Barbuda may very well be the most untouched island in the whole Caribbean, but if Robert De Niro and other wealthy investors have their way, the island will see some major developments in the future.
Plans to build multiple luxury resorts on the island are currently in the works, along with building an airport on the island but the local residents have plenty of concerns about the negative impact on the ecosystems of the island and of course, the well-being of its people.
Barbuda Land Act of 2007
In 2007, the government of Antigua & Barbuda passed an act that the island and all its land would be owned by the community. That meant that residents must approve any major development on the island. Any project with a price tag over $5.4 million was considered “major”.
However, in 2016, the government amended the act to define “major development” as any project over $40 million. So, for a project costing $39 million, the developer does not need approval from the local residents.
This amendment effectively nullifies the local resident’s ownership of their land, a traditional that had been in place since Great Britain outlawed slavery in 1843.
Hurricane Irma Changed Everything
All of this matters because of what happened in 2017. Hurricane Irma rolled over the island, bringing a crushing surf and winds that reached 185 MPH. The island was devastated and there were some residents who left Barbuda for good.

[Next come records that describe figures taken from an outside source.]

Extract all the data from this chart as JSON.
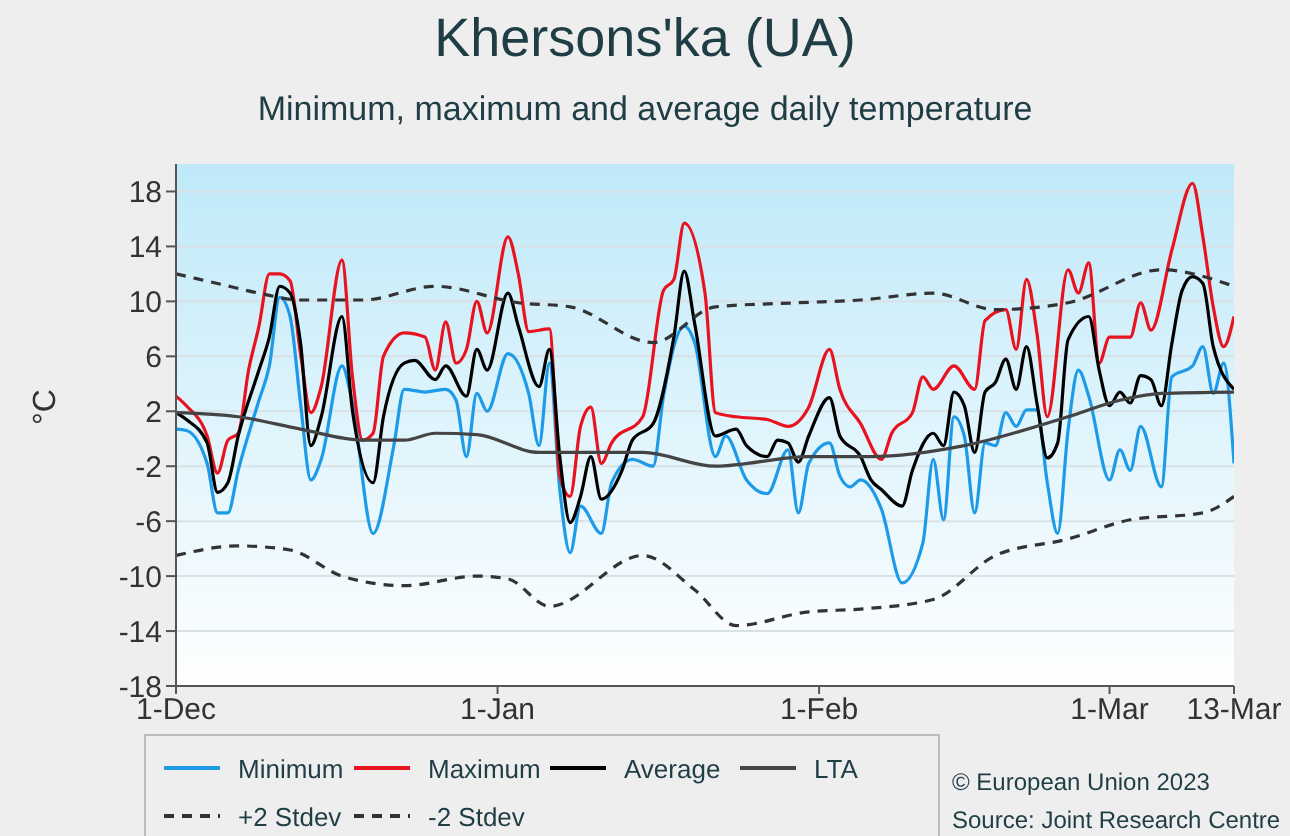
{
  "chart_data": {
    "type": "line",
    "title": "Khersons'ka (UA)",
    "subtitle": "Minimum, maximum and average daily temperature",
    "ylabel": "°C",
    "xlim": [
      "2022-12-01",
      "2023-03-13"
    ],
    "xticks": [
      {
        "value": "2022-12-01",
        "label": "1-Dec"
      },
      {
        "value": "2023-01-01",
        "label": "1-Jan"
      },
      {
        "value": "2023-02-01",
        "label": "1-Feb"
      },
      {
        "value": "2023-03-01",
        "label": "1-Mar"
      },
      {
        "value": "2023-03-13",
        "label": "13-Mar"
      }
    ],
    "ylim": [
      -18,
      20
    ],
    "yticks": [
      -18,
      -14,
      -10,
      -6,
      -2,
      2,
      6,
      10,
      14,
      18
    ],
    "grid": "y",
    "legend": "bottom",
    "annotations": [
      "© European Union 2023",
      "Source: Joint Research Centre"
    ],
    "series": [
      {
        "name": "Minimum",
        "color": "#1e9be8",
        "line_style": "solid",
        "x": [
          "2022-12-01",
          "2022-12-02",
          "2022-12-04",
          "2022-12-05",
          "2022-12-06",
          "2022-12-07",
          "2022-12-09",
          "2022-12-10",
          "2022-12-11",
          "2022-12-12",
          "2022-12-13",
          "2022-12-14",
          "2022-12-15",
          "2022-12-17",
          "2022-12-18",
          "2022-12-20",
          "2022-12-22",
          "2022-12-23",
          "2022-12-25",
          "2022-12-27",
          "2022-12-28",
          "2022-12-29",
          "2022-12-30",
          "2022-12-31",
          "2023-01-02",
          "2023-01-04",
          "2023-01-05",
          "2023-01-06",
          "2023-01-07",
          "2023-01-08",
          "2023-01-09",
          "2023-01-11",
          "2023-01-12",
          "2023-01-14",
          "2023-01-16",
          "2023-01-17",
          "2023-01-19",
          "2023-01-20",
          "2023-01-22",
          "2023-01-23",
          "2023-01-25",
          "2023-01-27",
          "2023-01-29",
          "2023-01-30",
          "2023-01-31",
          "2023-02-02",
          "2023-02-03",
          "2023-02-04",
          "2023-02-05",
          "2023-02-07",
          "2023-02-09",
          "2023-02-11",
          "2023-02-12",
          "2023-02-13",
          "2023-02-14",
          "2023-02-15",
          "2023-02-16",
          "2023-02-17",
          "2023-02-18",
          "2023-02-19",
          "2023-02-20",
          "2023-02-21",
          "2023-02-22",
          "2023-02-23",
          "2023-02-24",
          "2023-02-25",
          "2023-02-26",
          "2023-02-27",
          "2023-03-01",
          "2023-03-02",
          "2023-03-03",
          "2023-03-04",
          "2023-03-06",
          "2023-03-07",
          "2023-03-09",
          "2023-03-10",
          "2023-03-11",
          "2023-03-12",
          "2023-03-13"
        ],
        "values": [
          0.7,
          0.6,
          -1.8,
          -5.4,
          -5.4,
          -2.3,
          2.8,
          5.3,
          10.3,
          8.9,
          2.6,
          -3,
          -1.5,
          5.3,
          2.6,
          -6.9,
          -0.5,
          3.6,
          3.4,
          3.6,
          2.8,
          -1.3,
          3.3,
          2,
          6.2,
          3.3,
          -0.5,
          5.5,
          -3.7,
          -8.3,
          -4.9,
          -6.9,
          -3.2,
          -1.5,
          -2,
          3.1,
          8.2,
          7,
          -1.3,
          0.2,
          -3,
          -4,
          -0.8,
          -5.4,
          -1.8,
          -0.3,
          -2.7,
          -3.5,
          -3,
          -5.1,
          -10.5,
          -7.6,
          -1.5,
          -5.9,
          1.6,
          0.2,
          -5.4,
          -0.3,
          -0.5,
          1.9,
          0.9,
          2.1,
          2.1,
          -3.2,
          -6.9,
          0.6,
          5,
          3.1,
          -3,
          -0.8,
          -2.3,
          0.9,
          -3.5,
          4.5,
          5.3,
          6.7,
          3.3,
          5.5,
          -1.8
        ]
      },
      {
        "name": "Maximum",
        "color": "#e8131f",
        "line_style": "solid",
        "x": [
          "2022-12-01",
          "2022-12-02",
          "2022-12-04",
          "2022-12-05",
          "2022-12-06",
          "2022-12-07",
          "2022-12-08",
          "2022-12-09",
          "2022-12-10",
          "2022-12-11",
          "2022-12-12",
          "2022-12-13",
          "2022-12-14",
          "2022-12-15",
          "2022-12-17",
          "2022-12-18",
          "2022-12-19",
          "2022-12-20",
          "2022-12-21",
          "2022-12-23",
          "2022-12-25",
          "2022-12-26",
          "2022-12-27",
          "2022-12-28",
          "2022-12-29",
          "2022-12-30",
          "2022-12-31",
          "2023-01-02",
          "2023-01-03",
          "2023-01-04",
          "2023-01-06",
          "2023-01-07",
          "2023-01-08",
          "2023-01-09",
          "2023-01-10",
          "2023-01-11",
          "2023-01-12",
          "2023-01-15",
          "2023-01-17",
          "2023-01-18",
          "2023-01-19",
          "2023-01-21",
          "2023-01-22",
          "2023-01-24",
          "2023-01-27",
          "2023-01-29",
          "2023-01-31",
          "2023-02-02",
          "2023-02-03",
          "2023-02-05",
          "2023-02-07",
          "2023-02-08",
          "2023-02-10",
          "2023-02-11",
          "2023-02-12",
          "2023-02-14",
          "2023-02-16",
          "2023-02-17",
          "2023-02-19",
          "2023-02-20",
          "2023-02-21",
          "2023-02-22",
          "2023-02-23",
          "2023-02-25",
          "2023-02-26",
          "2023-02-27",
          "2023-02-28",
          "2023-03-01",
          "2023-03-03",
          "2023-03-04",
          "2023-03-05",
          "2023-03-07",
          "2023-03-09",
          "2023-03-10",
          "2023-03-11",
          "2023-03-12",
          "2023-03-13"
        ],
        "values": [
          3.1,
          2.4,
          0.2,
          -2.5,
          -0.1,
          0.4,
          5,
          8.2,
          12,
          12,
          11.5,
          6.2,
          1.9,
          3.8,
          13,
          4.6,
          -0.1,
          0.4,
          6,
          7.7,
          7.4,
          5,
          8.5,
          5.5,
          6.5,
          10,
          7.7,
          14.7,
          12,
          7.8,
          8,
          -2.7,
          -4.2,
          0.9,
          2.3,
          -1.8,
          -0.3,
          1.6,
          10.8,
          11.6,
          15.7,
          10.6,
          1.9,
          1.6,
          1.4,
          0.9,
          2.3,
          6.5,
          3.6,
          1.1,
          -1.5,
          0.4,
          1.9,
          4.5,
          3.6,
          5.3,
          3.6,
          8.6,
          9.4,
          6.5,
          11.6,
          7.7,
          1.6,
          12.3,
          10.6,
          12.8,
          5.5,
          7.4,
          7.4,
          9.9,
          7.9,
          13.7,
          18.6,
          14.7,
          9.6,
          6.7,
          8.9
        ]
      },
      {
        "name": "Average",
        "color": "#000000",
        "line_style": "solid",
        "x": [
          "2022-12-01",
          "2022-12-02",
          "2022-12-04",
          "2022-12-05",
          "2022-12-06",
          "2022-12-07",
          "2022-12-09",
          "2022-12-10",
          "2022-12-11",
          "2022-12-12",
          "2022-12-13",
          "2022-12-14",
          "2022-12-15",
          "2022-12-17",
          "2022-12-18",
          "2022-12-20",
          "2022-12-21",
          "2022-12-23",
          "2022-12-24",
          "2022-12-26",
          "2022-12-27",
          "2022-12-29",
          "2022-12-30",
          "2022-12-31",
          "2023-01-02",
          "2023-01-03",
          "2023-01-05",
          "2023-01-06",
          "2023-01-07",
          "2023-01-08",
          "2023-01-09",
          "2023-01-10",
          "2023-01-11",
          "2023-01-13",
          "2023-01-14",
          "2023-01-16",
          "2023-01-18",
          "2023-01-19",
          "2023-01-20",
          "2023-01-22",
          "2023-01-24",
          "2023-01-25",
          "2023-01-27",
          "2023-01-28",
          "2023-01-29",
          "2023-01-30",
          "2023-01-31",
          "2023-02-02",
          "2023-02-03",
          "2023-02-05",
          "2023-02-06",
          "2023-02-07",
          "2023-02-09",
          "2023-02-10",
          "2023-02-12",
          "2023-02-13",
          "2023-02-14",
          "2023-02-15",
          "2023-02-16",
          "2023-02-17",
          "2023-02-18",
          "2023-02-19",
          "2023-02-20",
          "2023-02-21",
          "2023-02-22",
          "2023-02-23",
          "2023-02-24",
          "2023-02-25",
          "2023-02-27",
          "2023-02-28",
          "2023-03-01",
          "2023-03-02",
          "2023-03-03",
          "2023-03-04",
          "2023-03-05",
          "2023-03-06",
          "2023-03-07",
          "2023-03-08",
          "2023-03-09",
          "2023-03-10",
          "2023-03-11",
          "2023-03-13"
        ],
        "values": [
          1.9,
          1.4,
          -0.3,
          -3.9,
          -3.2,
          0.2,
          5,
          7.4,
          11.1,
          10.6,
          7,
          -0.5,
          1.6,
          8.9,
          2.1,
          -3.2,
          1.6,
          5.5,
          5.7,
          4.3,
          5.3,
          3.1,
          6.5,
          5,
          10.6,
          8.2,
          3.8,
          6.5,
          -1.3,
          -6.1,
          -4.2,
          -1.3,
          -4.4,
          -2.3,
          -0.1,
          1.1,
          7.4,
          12.2,
          8.4,
          0.2,
          0.7,
          -0.5,
          -1.3,
          -0.1,
          -0.3,
          -1.7,
          0.2,
          3,
          0.2,
          -1.3,
          -3,
          -3.7,
          -4.9,
          -2.3,
          0.4,
          -0.5,
          3.4,
          2.4,
          -1,
          3.4,
          4.1,
          5.8,
          3.6,
          6.7,
          2.6,
          -1.4,
          -0.3,
          7.2,
          8.9,
          5,
          2.4,
          3.4,
          2.6,
          4.6,
          4.3,
          2.4,
          6.9,
          10.8,
          11.8,
          11.3,
          6.7,
          3.6
        ]
      },
      {
        "name": "LTA",
        "color": "#444444",
        "line_style": "solid",
        "x": [
          "2022-12-01",
          "2022-12-07",
          "2022-12-13",
          "2022-12-19",
          "2022-12-23",
          "2022-12-26",
          "2022-12-30",
          "2023-01-05",
          "2023-01-15",
          "2023-01-22",
          "2023-01-31",
          "2023-02-06",
          "2023-02-15",
          "2023-02-25",
          "2023-03-02",
          "2023-03-06",
          "2023-03-13"
        ],
        "values": [
          1.9,
          1.6,
          0.7,
          -0.1,
          -0.1,
          0.4,
          0.3,
          -1,
          -1,
          -2,
          -1.3,
          -1.3,
          -0.5,
          1.6,
          2.8,
          3.3,
          3.4
        ]
      },
      {
        "name": "+2 Stdev",
        "color": "#333333",
        "line_style": "dashed",
        "x": [
          "2022-12-01",
          "2022-12-05",
          "2022-12-09",
          "2022-12-13",
          "2022-12-19",
          "2022-12-26",
          "2023-01-03",
          "2023-01-08",
          "2023-01-16",
          "2023-01-22",
          "2023-01-30",
          "2023-02-05",
          "2023-02-12",
          "2023-02-18",
          "2023-02-25",
          "2023-03-06",
          "2023-03-13"
        ],
        "values": [
          12,
          11.3,
          10.6,
          10.1,
          10.1,
          11.1,
          9.9,
          9.6,
          7,
          9.6,
          9.9,
          10.1,
          10.6,
          9.4,
          9.9,
          12.3,
          11.1
        ]
      },
      {
        "name": "-2 Stdev",
        "color": "#333333",
        "line_style": "dashed",
        "x": [
          "2022-12-01",
          "2022-12-07",
          "2022-12-12",
          "2022-12-17",
          "2022-12-23",
          "2022-12-30",
          "2023-01-02",
          "2023-01-06",
          "2023-01-15",
          "2023-01-20",
          "2023-01-24",
          "2023-01-31",
          "2023-02-05",
          "2023-02-12",
          "2023-02-18",
          "2023-02-25",
          "2023-03-03",
          "2023-03-10",
          "2023-03-13"
        ],
        "values": [
          -8.5,
          -7.8,
          -8.1,
          -10,
          -10.7,
          -10,
          -10.2,
          -12.2,
          -8.5,
          -11,
          -13.6,
          -12.6,
          -12.4,
          -11.7,
          -8.5,
          -7.3,
          -5.9,
          -5.4,
          -4.2
        ]
      }
    ]
  }
}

Porthole Cruise Magazine was able to visit the island in 2019 with Windstar Cruises and bring some relief to the local community, but it was obvious that there was still a long road ahead.

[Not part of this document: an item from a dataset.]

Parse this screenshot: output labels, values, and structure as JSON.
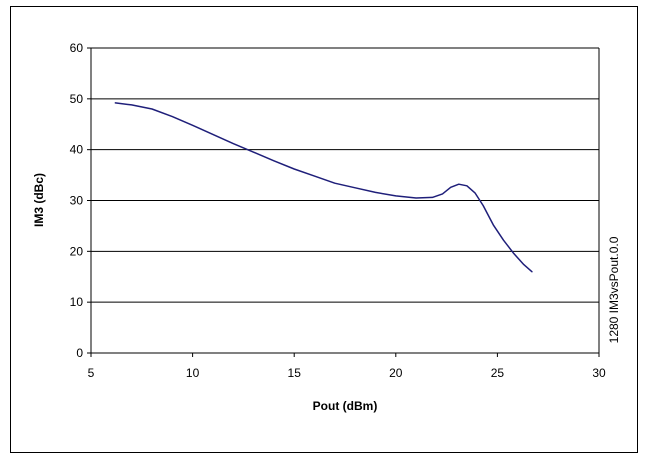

While most were rightly concerned about the people and recovery, others saw an opportunity to help the island, but also themselves. One such individual was actor Rober De Niro, who jumped at the chance to develop what would be called the “Nobu Beach Inn”. Along with De Niro is the billionaire co-founder of Patron tequila John Paul DeJoria, who’s also been heavily involved in building a resort on the island. DeJoria’s plan involves building a stretch of vacation homes alongside a brand new golf course.
While the developers are saying all the right things, like focusing on enriching the community and its recovery, critics of the projects are sounding the alarm that the health of the island’s fragile ecosystems are at stake. From coral reefs to nesting leatherback turtles, the island is home to a diverse selection of flora and fauna, all of which were already damaged by the erosion brought on by the hurricane.

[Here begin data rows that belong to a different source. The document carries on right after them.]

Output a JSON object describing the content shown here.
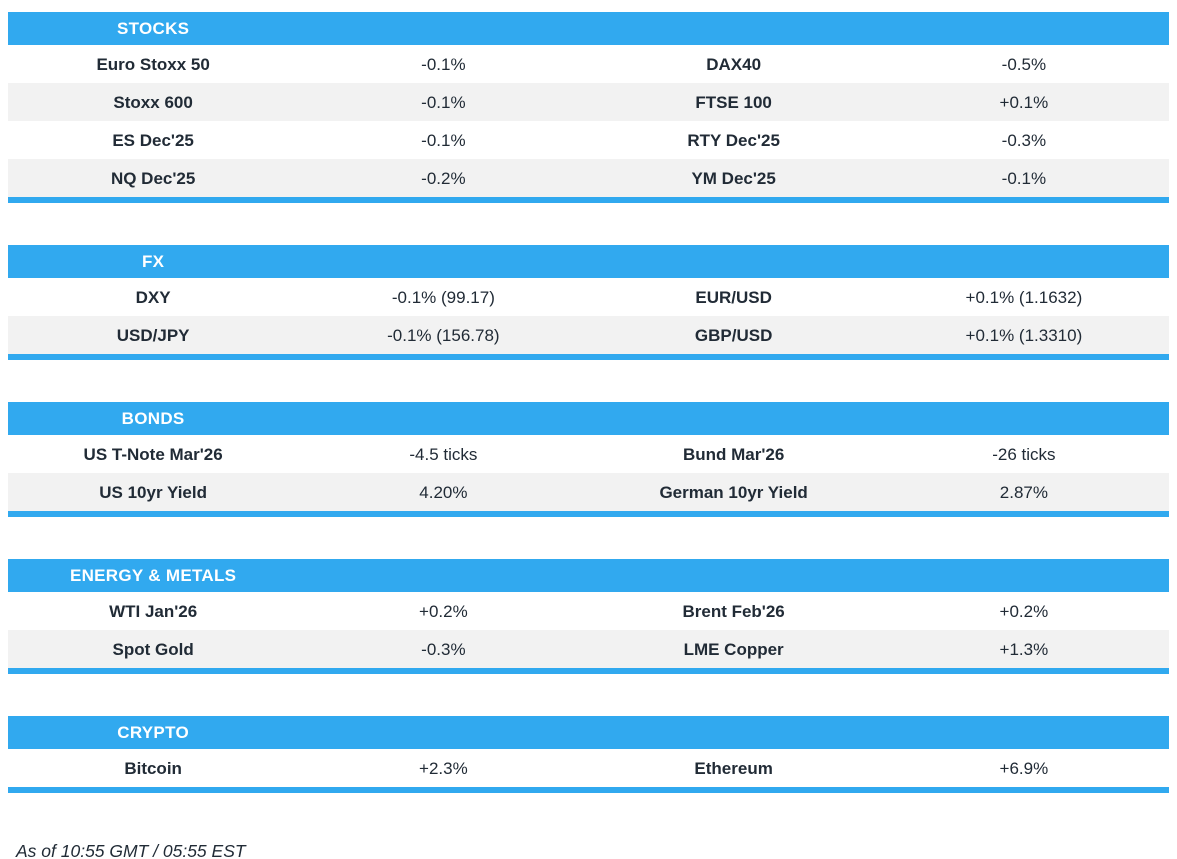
{
  "theme": {
    "accent": "#31A9EF",
    "row_alt": "#F2F2F2",
    "text": "#212B36",
    "header_text": "#FFFFFF"
  },
  "chart_data": [
    {
      "type": "table",
      "title": "STOCKS",
      "columns": [
        "instrument",
        "change",
        "instrument",
        "change"
      ],
      "rows": [
        [
          "Euro Stoxx 50",
          "-0.1%",
          "DAX40",
          "-0.5%"
        ],
        [
          "Stoxx 600",
          "-0.1%",
          "FTSE 100",
          "+0.1%"
        ],
        [
          "ES Dec'25",
          "-0.1%",
          "RTY Dec'25",
          "-0.3%"
        ],
        [
          "NQ Dec'25",
          "-0.2%",
          "YM Dec'25",
          "-0.1%"
        ]
      ]
    },
    {
      "type": "table",
      "title": "FX",
      "columns": [
        "instrument",
        "change",
        "instrument",
        "change"
      ],
      "rows": [
        [
          "DXY",
          "-0.1% (99.17)",
          "EUR/USD",
          "+0.1% (1.1632)"
        ],
        [
          "USD/JPY",
          "-0.1% (156.78)",
          "GBP/USD",
          "+0.1% (1.3310)"
        ]
      ]
    },
    {
      "type": "table",
      "title": "BONDS",
      "columns": [
        "instrument",
        "change",
        "instrument",
        "change"
      ],
      "rows": [
        [
          "US T-Note Mar'26",
          "-4.5 ticks",
          "Bund Mar'26",
          "-26 ticks"
        ],
        [
          "US 10yr Yield",
          "4.20%",
          "German 10yr Yield",
          "2.87%"
        ]
      ]
    },
    {
      "type": "table",
      "title": "ENERGY & METALS",
      "columns": [
        "instrument",
        "change",
        "instrument",
        "change"
      ],
      "rows": [
        [
          "WTI Jan'26",
          "+0.2%",
          "Brent Feb'26",
          "+0.2%"
        ],
        [
          "Spot Gold",
          "-0.3%",
          "LME Copper",
          "+1.3%"
        ]
      ]
    },
    {
      "type": "table",
      "title": "CRYPTO",
      "columns": [
        "instrument",
        "change",
        "instrument",
        "change"
      ],
      "rows": [
        [
          "Bitcoin",
          "+2.3%",
          "Ethereum",
          "+6.9%"
        ]
      ]
    }
  ],
  "footer": {
    "as_of": "As of 10:55 GMT / 05:55 EST"
  }
}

The developments have the support of the government of Antigua & Barbuda, including Prime Minister Gaston Browne, who is on the record calling the 2007 act “unconstitutional”. Construction of a new airport following the hurricane was one of the government’s first orders of business and indicates that they’re very interested in bringing visitors to the island. The impact of the COVID-19 pandemic on Caribbean tourism may also play a role in the government’s eagerness to develop the land and reap the economic benefits.